Clethra longispicata

Scientific classification
- Kingdom: Plantae
- Clade: Tracheophytes
- Clade: Angiosperms
- Clade: Eudicots
- Clade: Asterids
- Order: Ericales
- Family: Clethraceae
- Genus: Clethra
- Species: C. longispicata
- Binomial name: Clethra longispicata J.J.Sm.
- Synonyms: Clethra elongata J.J.Sm. nom. illeg. non Rusby;

= Clethra longispicata =

- Genus: Clethra
- Species: longispicata
- Authority: J.J.Sm.
- Synonyms: Clethra elongata J.J.Sm. nom. illeg. non Rusby

Species of tree

Clethra longispicata is a tree in the family Clethraceae. The specific epithet longispicata is from the Latin meaning 'long spike', referring to the inflorescence.

==Description==
Clethra longispicata grows up to 10 m tall.
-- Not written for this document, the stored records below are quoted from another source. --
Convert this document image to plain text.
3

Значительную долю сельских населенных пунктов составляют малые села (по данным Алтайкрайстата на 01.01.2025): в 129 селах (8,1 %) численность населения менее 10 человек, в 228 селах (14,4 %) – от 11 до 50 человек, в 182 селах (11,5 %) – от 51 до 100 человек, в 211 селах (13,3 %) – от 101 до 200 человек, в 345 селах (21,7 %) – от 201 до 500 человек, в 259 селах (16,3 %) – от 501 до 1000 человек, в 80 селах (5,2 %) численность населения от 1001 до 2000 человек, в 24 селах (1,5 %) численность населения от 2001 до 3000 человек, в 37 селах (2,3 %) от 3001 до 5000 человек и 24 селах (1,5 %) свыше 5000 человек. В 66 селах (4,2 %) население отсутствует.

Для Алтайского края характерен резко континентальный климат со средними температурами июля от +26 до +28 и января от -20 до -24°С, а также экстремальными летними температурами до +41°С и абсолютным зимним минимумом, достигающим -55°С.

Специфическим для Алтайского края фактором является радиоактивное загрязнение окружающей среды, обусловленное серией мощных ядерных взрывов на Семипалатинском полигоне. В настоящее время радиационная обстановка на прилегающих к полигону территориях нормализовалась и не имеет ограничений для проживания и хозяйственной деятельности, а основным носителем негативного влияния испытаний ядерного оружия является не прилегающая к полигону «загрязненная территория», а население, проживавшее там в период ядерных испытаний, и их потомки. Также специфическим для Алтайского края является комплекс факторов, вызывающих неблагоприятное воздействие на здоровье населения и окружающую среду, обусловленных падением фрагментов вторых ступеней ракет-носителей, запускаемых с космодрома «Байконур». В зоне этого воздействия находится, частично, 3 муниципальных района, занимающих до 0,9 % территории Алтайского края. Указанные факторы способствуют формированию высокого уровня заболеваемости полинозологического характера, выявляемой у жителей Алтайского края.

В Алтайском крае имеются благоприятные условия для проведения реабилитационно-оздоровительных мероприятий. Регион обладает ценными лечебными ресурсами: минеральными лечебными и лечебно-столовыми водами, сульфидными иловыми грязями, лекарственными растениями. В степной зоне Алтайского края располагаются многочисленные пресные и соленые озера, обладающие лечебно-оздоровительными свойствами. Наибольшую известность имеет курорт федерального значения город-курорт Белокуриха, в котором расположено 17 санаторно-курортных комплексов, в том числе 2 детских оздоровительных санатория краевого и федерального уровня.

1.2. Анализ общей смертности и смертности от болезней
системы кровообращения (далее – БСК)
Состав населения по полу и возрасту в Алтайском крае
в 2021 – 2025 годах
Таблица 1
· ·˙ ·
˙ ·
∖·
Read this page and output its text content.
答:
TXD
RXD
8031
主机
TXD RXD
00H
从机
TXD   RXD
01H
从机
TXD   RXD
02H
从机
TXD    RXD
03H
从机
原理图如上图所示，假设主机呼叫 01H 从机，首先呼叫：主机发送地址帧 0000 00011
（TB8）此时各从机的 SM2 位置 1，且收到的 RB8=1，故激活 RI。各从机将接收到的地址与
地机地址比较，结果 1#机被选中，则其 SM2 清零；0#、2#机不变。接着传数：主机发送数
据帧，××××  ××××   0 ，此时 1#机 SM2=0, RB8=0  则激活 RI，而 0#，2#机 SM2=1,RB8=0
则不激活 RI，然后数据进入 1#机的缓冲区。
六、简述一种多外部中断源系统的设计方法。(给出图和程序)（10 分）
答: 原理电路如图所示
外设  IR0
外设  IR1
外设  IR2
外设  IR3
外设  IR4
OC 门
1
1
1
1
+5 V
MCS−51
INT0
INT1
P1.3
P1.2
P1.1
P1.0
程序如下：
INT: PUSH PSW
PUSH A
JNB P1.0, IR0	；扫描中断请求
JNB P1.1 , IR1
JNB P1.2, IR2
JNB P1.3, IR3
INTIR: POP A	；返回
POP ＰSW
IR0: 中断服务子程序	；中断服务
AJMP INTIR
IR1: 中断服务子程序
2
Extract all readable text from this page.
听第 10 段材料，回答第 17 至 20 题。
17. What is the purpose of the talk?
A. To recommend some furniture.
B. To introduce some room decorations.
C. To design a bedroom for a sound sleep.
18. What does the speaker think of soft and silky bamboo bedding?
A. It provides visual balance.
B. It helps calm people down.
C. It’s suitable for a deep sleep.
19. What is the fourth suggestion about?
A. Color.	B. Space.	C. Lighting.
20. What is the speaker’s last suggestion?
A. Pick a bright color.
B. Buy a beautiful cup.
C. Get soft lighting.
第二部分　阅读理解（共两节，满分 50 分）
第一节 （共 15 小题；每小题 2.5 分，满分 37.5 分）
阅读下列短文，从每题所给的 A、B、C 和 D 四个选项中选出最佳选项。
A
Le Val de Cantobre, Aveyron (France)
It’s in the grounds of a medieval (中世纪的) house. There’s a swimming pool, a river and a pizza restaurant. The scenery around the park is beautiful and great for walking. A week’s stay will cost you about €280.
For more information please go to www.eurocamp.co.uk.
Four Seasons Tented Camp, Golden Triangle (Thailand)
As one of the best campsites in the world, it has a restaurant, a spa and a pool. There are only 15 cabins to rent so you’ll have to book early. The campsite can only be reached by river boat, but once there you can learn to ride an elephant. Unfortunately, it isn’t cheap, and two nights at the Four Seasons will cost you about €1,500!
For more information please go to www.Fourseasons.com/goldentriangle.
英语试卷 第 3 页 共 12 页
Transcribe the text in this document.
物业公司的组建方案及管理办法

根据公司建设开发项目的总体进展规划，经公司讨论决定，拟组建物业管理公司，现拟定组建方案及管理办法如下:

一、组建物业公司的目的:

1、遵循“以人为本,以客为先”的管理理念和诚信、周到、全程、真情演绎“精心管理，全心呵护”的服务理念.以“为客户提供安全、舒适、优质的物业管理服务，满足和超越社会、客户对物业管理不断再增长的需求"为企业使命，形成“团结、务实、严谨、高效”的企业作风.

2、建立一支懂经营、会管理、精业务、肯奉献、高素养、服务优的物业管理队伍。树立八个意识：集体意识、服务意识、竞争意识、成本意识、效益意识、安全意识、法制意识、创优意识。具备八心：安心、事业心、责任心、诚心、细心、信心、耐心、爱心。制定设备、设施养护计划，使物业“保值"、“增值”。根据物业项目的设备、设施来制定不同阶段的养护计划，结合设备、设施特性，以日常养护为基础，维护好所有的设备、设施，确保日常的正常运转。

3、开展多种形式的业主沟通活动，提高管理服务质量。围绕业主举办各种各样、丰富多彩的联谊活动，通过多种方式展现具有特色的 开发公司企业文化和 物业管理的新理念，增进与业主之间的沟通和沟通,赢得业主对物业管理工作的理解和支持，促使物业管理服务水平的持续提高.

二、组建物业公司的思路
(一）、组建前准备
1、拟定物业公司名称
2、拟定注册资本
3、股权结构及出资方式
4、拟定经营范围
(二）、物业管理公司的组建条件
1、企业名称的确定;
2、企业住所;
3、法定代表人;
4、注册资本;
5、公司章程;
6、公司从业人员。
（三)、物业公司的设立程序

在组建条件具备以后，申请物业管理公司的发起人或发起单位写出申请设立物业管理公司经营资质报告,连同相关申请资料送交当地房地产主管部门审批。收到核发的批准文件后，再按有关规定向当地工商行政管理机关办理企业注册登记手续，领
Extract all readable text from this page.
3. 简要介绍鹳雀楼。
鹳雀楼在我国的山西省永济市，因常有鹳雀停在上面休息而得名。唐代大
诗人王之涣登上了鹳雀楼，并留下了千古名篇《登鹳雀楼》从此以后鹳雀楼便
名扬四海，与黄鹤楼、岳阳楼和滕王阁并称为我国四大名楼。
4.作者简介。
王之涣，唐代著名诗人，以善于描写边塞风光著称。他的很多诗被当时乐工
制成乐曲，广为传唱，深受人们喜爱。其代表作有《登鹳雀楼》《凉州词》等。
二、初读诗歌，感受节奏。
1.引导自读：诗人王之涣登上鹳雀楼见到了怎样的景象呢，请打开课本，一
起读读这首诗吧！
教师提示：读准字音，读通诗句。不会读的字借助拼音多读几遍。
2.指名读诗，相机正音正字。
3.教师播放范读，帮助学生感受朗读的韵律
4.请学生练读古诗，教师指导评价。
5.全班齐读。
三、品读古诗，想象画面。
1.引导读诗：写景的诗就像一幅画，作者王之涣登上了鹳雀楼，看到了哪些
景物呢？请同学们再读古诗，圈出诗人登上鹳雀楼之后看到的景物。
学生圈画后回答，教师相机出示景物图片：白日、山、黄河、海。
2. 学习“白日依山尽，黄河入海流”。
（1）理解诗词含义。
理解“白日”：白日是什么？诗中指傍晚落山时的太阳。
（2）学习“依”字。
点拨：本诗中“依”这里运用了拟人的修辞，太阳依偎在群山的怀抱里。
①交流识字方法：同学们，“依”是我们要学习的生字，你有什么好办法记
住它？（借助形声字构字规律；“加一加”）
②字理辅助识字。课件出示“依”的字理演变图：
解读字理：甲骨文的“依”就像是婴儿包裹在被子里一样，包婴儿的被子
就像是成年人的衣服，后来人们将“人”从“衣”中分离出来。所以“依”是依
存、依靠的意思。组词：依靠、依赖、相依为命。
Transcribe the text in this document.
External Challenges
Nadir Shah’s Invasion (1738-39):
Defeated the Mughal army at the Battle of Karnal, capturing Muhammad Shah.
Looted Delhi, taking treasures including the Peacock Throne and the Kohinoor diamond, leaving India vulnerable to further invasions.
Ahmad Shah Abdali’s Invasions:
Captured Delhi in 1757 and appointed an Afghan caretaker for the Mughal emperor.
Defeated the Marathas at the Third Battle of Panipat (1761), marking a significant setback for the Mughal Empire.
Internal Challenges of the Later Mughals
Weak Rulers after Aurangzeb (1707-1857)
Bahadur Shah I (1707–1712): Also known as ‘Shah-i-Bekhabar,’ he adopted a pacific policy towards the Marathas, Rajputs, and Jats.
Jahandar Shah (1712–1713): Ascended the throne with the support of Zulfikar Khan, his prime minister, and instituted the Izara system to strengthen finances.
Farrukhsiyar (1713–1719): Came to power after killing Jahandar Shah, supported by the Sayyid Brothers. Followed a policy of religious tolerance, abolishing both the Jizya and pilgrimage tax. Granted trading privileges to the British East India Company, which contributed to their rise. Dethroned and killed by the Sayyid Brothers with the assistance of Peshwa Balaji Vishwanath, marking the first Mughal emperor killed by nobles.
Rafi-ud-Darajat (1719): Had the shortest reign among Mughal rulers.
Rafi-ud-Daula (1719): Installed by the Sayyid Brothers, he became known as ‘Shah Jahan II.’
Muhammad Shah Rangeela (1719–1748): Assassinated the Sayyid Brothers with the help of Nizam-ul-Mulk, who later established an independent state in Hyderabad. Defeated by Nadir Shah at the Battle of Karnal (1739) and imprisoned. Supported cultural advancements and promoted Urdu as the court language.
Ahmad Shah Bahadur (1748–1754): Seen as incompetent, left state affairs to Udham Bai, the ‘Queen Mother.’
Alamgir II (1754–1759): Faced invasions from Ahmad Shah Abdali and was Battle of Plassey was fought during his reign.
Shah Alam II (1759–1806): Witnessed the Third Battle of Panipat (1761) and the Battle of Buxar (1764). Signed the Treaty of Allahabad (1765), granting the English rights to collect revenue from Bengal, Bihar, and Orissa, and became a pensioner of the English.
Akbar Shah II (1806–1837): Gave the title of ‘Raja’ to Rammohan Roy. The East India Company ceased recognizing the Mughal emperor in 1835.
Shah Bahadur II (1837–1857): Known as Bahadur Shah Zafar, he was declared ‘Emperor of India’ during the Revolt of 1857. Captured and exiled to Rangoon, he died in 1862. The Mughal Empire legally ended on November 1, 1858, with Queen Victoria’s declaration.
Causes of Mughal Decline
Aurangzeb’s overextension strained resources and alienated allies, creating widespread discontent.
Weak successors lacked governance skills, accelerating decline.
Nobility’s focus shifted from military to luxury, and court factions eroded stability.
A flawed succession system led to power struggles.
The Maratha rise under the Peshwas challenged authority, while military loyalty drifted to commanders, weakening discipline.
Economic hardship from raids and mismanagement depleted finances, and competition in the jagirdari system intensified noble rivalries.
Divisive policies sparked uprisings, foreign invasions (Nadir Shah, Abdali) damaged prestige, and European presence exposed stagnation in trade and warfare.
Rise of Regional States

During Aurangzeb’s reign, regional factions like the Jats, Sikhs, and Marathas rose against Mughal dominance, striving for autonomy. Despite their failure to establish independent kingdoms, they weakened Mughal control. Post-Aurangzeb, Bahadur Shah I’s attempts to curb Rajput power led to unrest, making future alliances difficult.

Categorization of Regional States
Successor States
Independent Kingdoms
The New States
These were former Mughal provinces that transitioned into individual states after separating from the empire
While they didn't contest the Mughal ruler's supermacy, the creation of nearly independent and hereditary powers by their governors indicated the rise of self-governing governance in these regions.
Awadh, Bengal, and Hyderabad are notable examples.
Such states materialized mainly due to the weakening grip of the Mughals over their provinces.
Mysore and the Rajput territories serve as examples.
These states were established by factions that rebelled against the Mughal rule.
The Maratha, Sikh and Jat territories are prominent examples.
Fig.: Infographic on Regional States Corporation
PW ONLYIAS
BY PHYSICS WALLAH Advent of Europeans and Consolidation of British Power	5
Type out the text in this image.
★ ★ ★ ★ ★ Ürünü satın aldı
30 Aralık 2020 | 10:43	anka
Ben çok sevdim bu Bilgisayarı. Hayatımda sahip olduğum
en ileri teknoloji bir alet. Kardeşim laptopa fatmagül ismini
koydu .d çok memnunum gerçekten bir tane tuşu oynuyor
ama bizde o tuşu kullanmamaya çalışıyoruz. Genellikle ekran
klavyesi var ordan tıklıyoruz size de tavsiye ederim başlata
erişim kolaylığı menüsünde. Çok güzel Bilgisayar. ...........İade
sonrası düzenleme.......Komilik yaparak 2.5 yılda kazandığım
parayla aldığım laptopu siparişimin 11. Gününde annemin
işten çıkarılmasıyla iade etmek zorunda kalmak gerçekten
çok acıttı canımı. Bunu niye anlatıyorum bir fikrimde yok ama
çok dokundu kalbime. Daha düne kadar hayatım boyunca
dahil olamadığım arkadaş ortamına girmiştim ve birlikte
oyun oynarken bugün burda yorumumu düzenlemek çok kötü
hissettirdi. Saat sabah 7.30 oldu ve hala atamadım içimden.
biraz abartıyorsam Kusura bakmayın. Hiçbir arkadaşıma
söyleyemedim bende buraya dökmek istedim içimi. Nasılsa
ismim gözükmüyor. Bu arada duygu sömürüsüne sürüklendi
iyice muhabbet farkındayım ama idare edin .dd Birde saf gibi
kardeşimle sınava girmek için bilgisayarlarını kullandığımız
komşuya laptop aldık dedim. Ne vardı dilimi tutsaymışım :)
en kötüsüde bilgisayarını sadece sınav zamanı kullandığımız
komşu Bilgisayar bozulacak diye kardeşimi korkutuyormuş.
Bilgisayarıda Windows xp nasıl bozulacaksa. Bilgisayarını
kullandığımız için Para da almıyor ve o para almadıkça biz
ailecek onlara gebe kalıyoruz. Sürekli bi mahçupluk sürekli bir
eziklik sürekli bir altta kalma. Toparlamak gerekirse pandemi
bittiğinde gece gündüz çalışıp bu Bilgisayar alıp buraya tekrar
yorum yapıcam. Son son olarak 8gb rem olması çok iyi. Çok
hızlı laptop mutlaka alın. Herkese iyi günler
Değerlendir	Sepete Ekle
The fissured bark is brown. The scented flowers are white. The roundish fruits measure up to 0.25 cm in diameter.

==Distribution and habitat==
Clethra longispicata grows naturally in Borneo, the Philippines and Sulawesi. Its habitat is hill and submontane forests from 500 m to 1500 m altitude.